Disclosure: I’m not a fan of commodity stocks. These stocks are not price-makers, but price-takers, meaning the price of their underlying product is set by someone else. Secondly, commodity plays are cyclicals. Like boxing or salsa dancing, cyclicals come down to timing to make your moves. Well, now is the time for a fertilizer stock like Nutrien.
Crop prices have been rising and farmers are planting more, driven by strong demand from China whose economy recovered earlier than the other industrialized nations. Government stimulus is another kicker. The ag bounceback is also due to El Nina last year which dried up South American growing areas, and an outbreak of African swine flu in 2019 which created a pork shortage in China and pressured feed demand.

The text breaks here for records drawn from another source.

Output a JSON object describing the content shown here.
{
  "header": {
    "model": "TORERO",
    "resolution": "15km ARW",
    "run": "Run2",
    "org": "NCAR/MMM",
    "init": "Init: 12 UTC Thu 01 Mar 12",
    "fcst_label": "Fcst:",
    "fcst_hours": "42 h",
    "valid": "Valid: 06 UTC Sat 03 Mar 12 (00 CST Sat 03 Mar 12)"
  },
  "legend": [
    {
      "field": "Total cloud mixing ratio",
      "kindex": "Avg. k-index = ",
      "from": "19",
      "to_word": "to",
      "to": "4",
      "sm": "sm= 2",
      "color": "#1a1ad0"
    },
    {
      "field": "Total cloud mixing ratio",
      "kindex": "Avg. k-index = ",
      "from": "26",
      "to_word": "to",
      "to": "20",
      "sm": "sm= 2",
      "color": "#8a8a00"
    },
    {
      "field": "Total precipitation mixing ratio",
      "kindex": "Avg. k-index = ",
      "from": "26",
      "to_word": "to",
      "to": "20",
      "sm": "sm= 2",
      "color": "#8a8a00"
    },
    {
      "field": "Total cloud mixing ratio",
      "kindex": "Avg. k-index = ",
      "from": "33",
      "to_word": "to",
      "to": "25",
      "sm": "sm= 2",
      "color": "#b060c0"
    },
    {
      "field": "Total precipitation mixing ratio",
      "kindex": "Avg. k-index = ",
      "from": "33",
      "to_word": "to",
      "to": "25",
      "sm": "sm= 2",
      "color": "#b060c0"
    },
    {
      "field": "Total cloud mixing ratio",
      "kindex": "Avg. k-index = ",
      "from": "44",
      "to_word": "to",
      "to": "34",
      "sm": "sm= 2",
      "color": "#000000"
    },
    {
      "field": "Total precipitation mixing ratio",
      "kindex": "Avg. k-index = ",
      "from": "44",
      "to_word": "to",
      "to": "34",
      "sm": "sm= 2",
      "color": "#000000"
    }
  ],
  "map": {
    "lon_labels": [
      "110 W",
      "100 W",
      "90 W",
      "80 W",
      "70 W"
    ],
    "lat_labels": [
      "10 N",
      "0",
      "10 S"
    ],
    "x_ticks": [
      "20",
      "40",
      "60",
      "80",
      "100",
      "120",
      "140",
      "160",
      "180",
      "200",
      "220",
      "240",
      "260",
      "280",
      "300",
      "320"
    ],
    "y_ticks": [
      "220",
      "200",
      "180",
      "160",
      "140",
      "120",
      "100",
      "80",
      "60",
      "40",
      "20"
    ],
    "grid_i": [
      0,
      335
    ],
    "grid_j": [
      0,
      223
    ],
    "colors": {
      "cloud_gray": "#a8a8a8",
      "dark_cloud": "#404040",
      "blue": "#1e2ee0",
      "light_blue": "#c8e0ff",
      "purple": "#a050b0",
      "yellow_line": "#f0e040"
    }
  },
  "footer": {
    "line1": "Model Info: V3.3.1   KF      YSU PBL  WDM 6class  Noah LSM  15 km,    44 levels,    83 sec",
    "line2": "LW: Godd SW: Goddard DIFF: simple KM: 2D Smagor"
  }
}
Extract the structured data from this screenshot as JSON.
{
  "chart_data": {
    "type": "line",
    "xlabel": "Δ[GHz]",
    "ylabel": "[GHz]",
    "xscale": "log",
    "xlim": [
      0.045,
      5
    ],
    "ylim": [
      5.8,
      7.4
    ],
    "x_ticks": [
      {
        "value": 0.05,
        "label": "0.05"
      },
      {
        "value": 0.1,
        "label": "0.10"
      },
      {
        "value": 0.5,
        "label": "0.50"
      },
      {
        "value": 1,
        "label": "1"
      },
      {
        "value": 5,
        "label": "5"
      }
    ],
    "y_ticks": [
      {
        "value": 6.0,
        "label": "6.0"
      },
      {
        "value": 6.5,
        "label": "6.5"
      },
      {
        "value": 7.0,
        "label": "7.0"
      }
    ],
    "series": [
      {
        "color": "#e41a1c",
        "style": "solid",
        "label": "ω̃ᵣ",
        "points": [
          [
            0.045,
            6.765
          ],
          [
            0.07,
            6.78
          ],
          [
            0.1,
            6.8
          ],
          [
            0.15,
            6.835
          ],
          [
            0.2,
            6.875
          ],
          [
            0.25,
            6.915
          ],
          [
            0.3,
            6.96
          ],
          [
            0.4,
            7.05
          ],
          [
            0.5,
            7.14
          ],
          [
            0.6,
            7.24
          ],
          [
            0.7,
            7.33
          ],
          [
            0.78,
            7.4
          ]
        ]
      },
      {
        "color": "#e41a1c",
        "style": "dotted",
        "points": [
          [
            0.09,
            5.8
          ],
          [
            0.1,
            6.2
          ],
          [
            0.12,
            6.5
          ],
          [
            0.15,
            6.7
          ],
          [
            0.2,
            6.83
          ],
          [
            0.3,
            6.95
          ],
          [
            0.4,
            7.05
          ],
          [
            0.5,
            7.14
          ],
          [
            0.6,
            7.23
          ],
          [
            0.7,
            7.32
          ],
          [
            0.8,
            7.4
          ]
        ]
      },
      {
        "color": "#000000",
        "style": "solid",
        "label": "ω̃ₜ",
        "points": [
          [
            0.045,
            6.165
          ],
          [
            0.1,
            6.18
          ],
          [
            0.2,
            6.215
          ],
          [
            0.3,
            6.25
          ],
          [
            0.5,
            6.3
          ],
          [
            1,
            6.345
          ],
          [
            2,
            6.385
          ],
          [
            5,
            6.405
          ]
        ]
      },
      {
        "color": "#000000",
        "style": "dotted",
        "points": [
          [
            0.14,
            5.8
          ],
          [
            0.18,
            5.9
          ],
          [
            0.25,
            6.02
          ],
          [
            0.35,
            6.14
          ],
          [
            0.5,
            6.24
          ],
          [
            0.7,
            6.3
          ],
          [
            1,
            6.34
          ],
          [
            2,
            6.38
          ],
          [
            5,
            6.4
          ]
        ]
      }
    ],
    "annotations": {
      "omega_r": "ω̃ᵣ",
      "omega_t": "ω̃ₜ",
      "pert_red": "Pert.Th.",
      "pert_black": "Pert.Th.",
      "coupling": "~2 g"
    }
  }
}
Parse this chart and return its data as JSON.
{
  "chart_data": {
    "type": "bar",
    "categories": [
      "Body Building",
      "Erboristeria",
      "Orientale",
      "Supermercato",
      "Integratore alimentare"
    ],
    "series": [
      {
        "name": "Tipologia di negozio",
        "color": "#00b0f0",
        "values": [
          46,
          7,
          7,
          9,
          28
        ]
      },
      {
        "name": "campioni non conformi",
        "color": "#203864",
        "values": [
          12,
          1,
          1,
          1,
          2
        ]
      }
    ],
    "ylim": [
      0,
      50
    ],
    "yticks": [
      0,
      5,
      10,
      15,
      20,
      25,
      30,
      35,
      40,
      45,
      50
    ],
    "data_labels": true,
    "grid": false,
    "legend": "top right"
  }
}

Nutrien is the world’s biggest supplier of potash, a fertilizer that farmers can use on a tight budget. Potash uses water efficiently and discourages insects. Nutrien’s CEO believes a cyclical recovery in agriculture is underway and predicts the largest American plantings of corn in the last five years, along with more U.S. soybean and Canadian canola plantings. Nutrien expects global potash demand to hit a record high of 68-70 tonnes this year.
On Monday this week, the Saskatoon company announced it was boosting its potash production by roughly half-a-million tonnes in the second half of 2021 to respond to this surging demand and will hire more employees. Meanwhile, its domestic and offshore potash sales are spoken for through September. The company will revise guidance upward at some point. In other words, business is great.
NTR stocks are currently hitting all-time highs right below $80. There’s a little more upside that the street sees with a price target of $80.67, though I predict the low-$80s is more likely. Cyclical stocks are trades, not long-term holds, so there’s wiggle room to earn a 5-8% return if you’re nimble. Of course, buying on dip is a good idea, but a dip is less likely on a name with such momentum. NTR stocks are up nearly 8% in the past month. Bottom line: be nimble, Jack.
Past pick from June, 9, 2020, up 48.8% plus 2.4% dividend yield
I recommended this Quebec company exactly a year ago and again in early February. Savaria has recently broken through $20 after climing 10% in the past month. The street is picking up on this maker of in-home elevators for seniors. Last week, Scotiabank raised its price target for SIS stock from $22 to $23.50, and the average PT is $23.08 based on six buys and no holds or sells. It closed up another 1.8% on Monday this week.
After years of ups and downs, Savaria turned a corner last winter when it bought Handicare to double the company’s size and become the global market leader. Of course, the underlying tailwind remains aging demographics. It’s a lot cheaper for a senior to install an elevator in their home than to move into a residence. Also, how Covid ravaged nursing homes in 2020 is tragically fresh on everyone’s minds.
Savaria’s last four quarters actually saw two beats and two misses in earnings, so the street is betting on the future. For example, sis stock’s EPS estimate for Q4 2021 is 22 cents compared to the actual 13 cents of Q4 2020.
There’s still upside here, so this is definitely a buy.
Disclosure: I own shares of Savaria.